The ego is continually strengthening itself trough a few strategies:
- Complaining and Resentment – every complaint is a little story the mind makes up, that we completely believe in – it is a habitual and unconscious action. Applying negative labels to people, either to their face or talking about them to others, is often part of this action. The emotion that accompanies complaining and labeling, is resentment. It means to feel bitter, indignant, aggrieved or offended. Complaining and feeling resentment can also be aimed at situations. The implication is always “I don’t want to be here, I am being treated unfairly, I don’t want to be doing this”. Complaining is not to be confused with informing someone of a mistake or a deficiency. There is no ego in telling the waiter the soup is cold and needs heating up, as long as one sticks to the facts. However ” How dare you serve me cold soup..” There is a “me” here that feels personally offended by the cold soup and is going to make the most of it, a “me” that enjoys making someone wrong. The complaining I am talking about, is in service of the ego, not of change.

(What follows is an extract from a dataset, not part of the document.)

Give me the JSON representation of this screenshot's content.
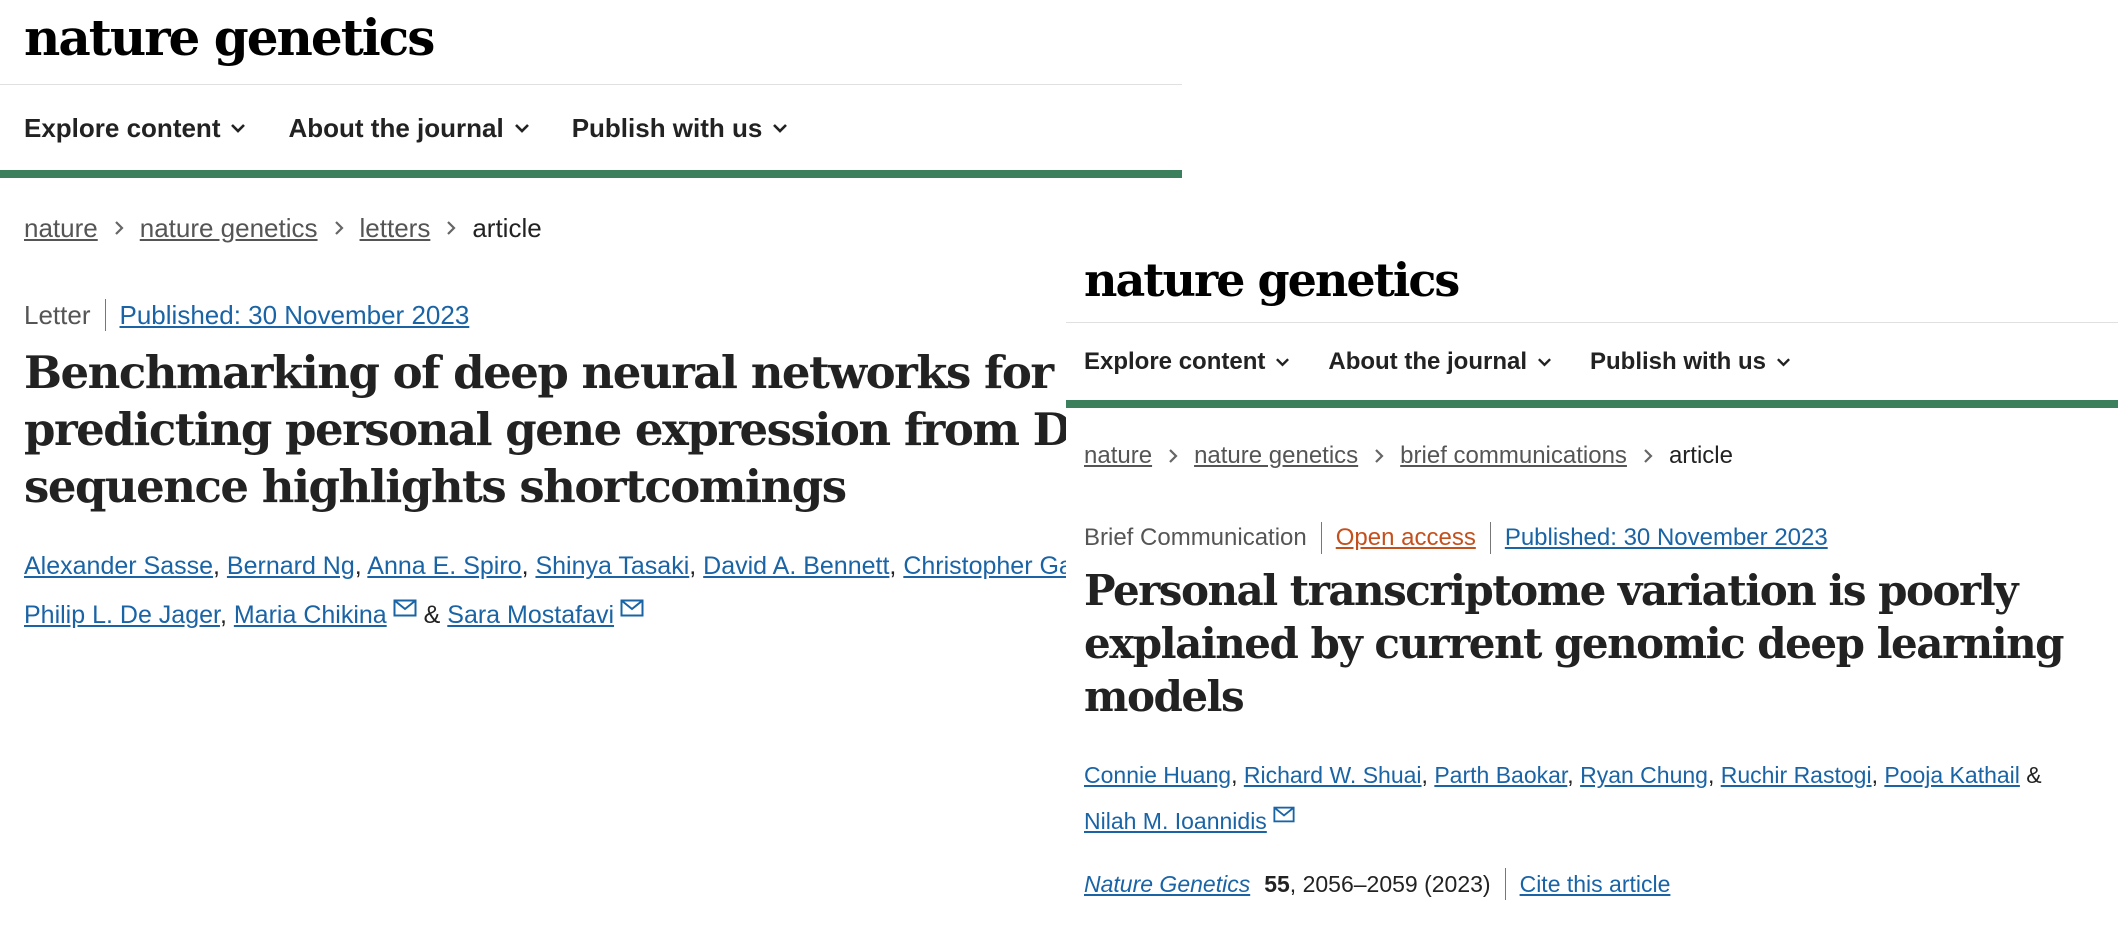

- Reactivity and Grievances – a long standing resentment turns into a grievance. This is a strong negative emotion, connected to an event in the sometimes distant past, that is being kept alive by compulsive thinking, by retelling the story in the head or out loud of “what someone did to me”. It will also contaminate your present relationships and distort your perception of present events. Reactivity follows on complaining – always waiting for the next thing to react against, feel annoyed or disturbed about. We hear it in the words: “This an outrage..How dare you..I resent this..” They are addicted to upset and anger as others are to a drug. Through reacting against this or that, they assert and strengthen the feeling of self / ego.
- Being Right, Making Wrong – Complaining can give one a sense of superiority . When we complain, by implication we are right and the person or situation you are complaining about or react against, is wrong. Nothing strengthens the ego more than being right. For us to be right, of course, someone else needs to be wrong. We need to make others wrong in order to get a stronger sense of who we are.
Ego takes everything personally. Emotion arises, defensiveness and even aggression. Every ego confuses facts with opinions and viewpoints. It feels it has to defend the “truth” – Whose truth? It’s own, infused with “I”, who we have seen, has to be right!
Another danger is that we confuse the ego we see in others, with their “identity”. This is the work of your own ego that uses this misconception to strengthening itself through being right and therefore superior and through reacting with condemnation, indignation and often anger against the perceived opponent.
Nothing changes until we take action…
It is difficult to change a lifetime of self induced, ego-driven behavior and perceptions, but we can start somewhere small to diminish the effect of our “self made mental image” and it’s entitlement.
- Non- reaction to the ego in others, is one of the most effective ways of going beyond the ego in yourself. You can only be in a state of non-reaction if you recognize that someone’s behaviour is coming from their ego. When you realize its not personal, there is no longer a compulsion to react as if it were
- Listen to your language , the words you choose to describe your feelings and emotions to situations – the words as described above, will lay your ego bare and make you realize to what extend you are being held captive and driven by the wants and desires of your ego to be superior, justified, to be right, to complain and harbour resentment.
- Stick to the facts – When describing situations, objectively quantify the facts of the matter, separating viewpoints and opinions from it, as the starting point of a solution. See the situation and see your anger “how you feel about it”, as two separate things. Then you will realize that there maybe different ways in approaching and resolving that situation.